Q 科学的に客観的に、査読も受けていないような形で出ているものに関して、予知ができるという誤解を社会に与えることによって、地震防災行政にも好ましくない影響があるのではないかと思うのですが、気象庁としてそういったものに注意を促すとかそういったアクションは取れるのでしょうか。
A 今具体的に気象庁としてアクションを取るかどうかということは考えておりませんが、ご案内のように、地震学会あるいは地震学者の方々が注意喚起し、その会社に対して科学的な検証をするようにというご意見を差し上げていると聞いていますので、その結果を見守りたいと思います。

Q 来年度の予算が年度内成立見通しとなって、気象庁の火山関係の業務で大幅に増員となりますが、その準備状況についてお聞かせいただけないでしょうか。
A 具体的に何人増員予定というのは予算が計上されてご案内かと思いますが、それが実際に通った場合に、例えば人員であれば80名という大幅な人員増ですので、それをどう配置するか、確保するかというところで具体的な検討を進めております。もう一つ、既に先取りしてやっていることとしては、予算とは違うのですが、今年度内の取り組みとして、気象研究所に火山でドクターを取られた方を既に3名採用し、さらにあと2人採用するという取り組みを準備しているところです。80名の実際のところについても、過去これまで火山業務を経験しているけれども、今は火山業務以外に就いている方も含めて、採用含めて、最大限の火山経験者を張り付けるということと、あとは研修を大幅に増強する予定でありまして、
(地震火山部担当:例えば、新たに火山の予報官のための研修も導入する予定です)火山関係の研修を何種類か増やして、全員が受ける研修や、今紹介のあった火山担当予報官の研修でありますとか、そういうものを活用して、実際の火山業務に就く職員の底上げと言いますか、専門性を高める研修計画を策定して準備しているところです。

Q 最初からフル稼働というわけにはいかないかもしれないですけれども、研修の他に、非常に専門性の高い方々を採用できているのでしょうか。
A 先ほども申しましたように、少なくとも研究所では火山でドクターを取った方を5人、既に3人採用できていて、さらに2人採用手続きをやっているところです。
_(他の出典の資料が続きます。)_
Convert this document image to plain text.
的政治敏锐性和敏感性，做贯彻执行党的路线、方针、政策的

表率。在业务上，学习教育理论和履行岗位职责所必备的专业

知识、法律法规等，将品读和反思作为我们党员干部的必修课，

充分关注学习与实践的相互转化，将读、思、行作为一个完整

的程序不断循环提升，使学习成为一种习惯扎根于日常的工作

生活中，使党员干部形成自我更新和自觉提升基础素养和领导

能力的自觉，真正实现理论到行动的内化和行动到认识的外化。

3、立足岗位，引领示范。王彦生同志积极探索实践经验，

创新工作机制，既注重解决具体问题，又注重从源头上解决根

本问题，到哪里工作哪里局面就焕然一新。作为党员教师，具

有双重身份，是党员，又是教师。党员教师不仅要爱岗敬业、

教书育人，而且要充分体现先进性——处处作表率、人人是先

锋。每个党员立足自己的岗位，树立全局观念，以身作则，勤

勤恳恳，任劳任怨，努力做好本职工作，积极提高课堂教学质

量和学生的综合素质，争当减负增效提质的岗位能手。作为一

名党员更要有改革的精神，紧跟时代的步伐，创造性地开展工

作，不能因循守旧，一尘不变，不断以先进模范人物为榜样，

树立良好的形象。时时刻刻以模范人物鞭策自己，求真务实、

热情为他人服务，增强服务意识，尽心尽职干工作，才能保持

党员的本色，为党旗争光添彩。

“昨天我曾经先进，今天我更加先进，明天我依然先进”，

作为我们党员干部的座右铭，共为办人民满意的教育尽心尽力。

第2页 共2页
年度内に5人の火山のドクターを採用するということになっています。あと、噴火予知連等の検討会の提言の中にもあったのですが、火山の高い専門知識を持つ方、元教授クラス等の力も借りるべきというのもありまして、気象庁参与という形で、非常勤の職員として5人参画していただくよう準備をしているところです。

Q また数値予報の話に戻るのですが、数値予報モデルが大幅に改良されるというところで、一般の国民にはなかなか理解しづらい部分もあるかと思うのですが、一般の情報の受け手にとって、どういった面が良くなって、どういうことが今後できるようになっていくようになるのでしょうか。
A なかなか実際の身近なところで示すのが難しくて、こういう事例で示すことになるのですが、今の予測技術で言うと、いくつか計算してみると、こういう線状の降水帯になるということが現れる場合もあったり、全然違ったりという、結構難しいところがあるのですが、今回のモデルの改善によって、線状降水帯のような激しい雨の降り方が、これまでよりも精度が上がると非常に期待しています。台風は、先ほど申しましたように、3日後で200数十kmのところが、10~20km誤差が小さくなるという、平均するとどうしてもそのような数字になるのですが、その結果が、この例で言うとかなりドラスティックに降水の予測精度に関わってくるということですので、気象庁が今後発表する警報でありますとか情報の精度や信頼度に非常に貢献すると思っていますので、これまで以上に、気象庁が段階的に発表する防災気象情報をより有効に活用していただけるようにお願いしたいと思います。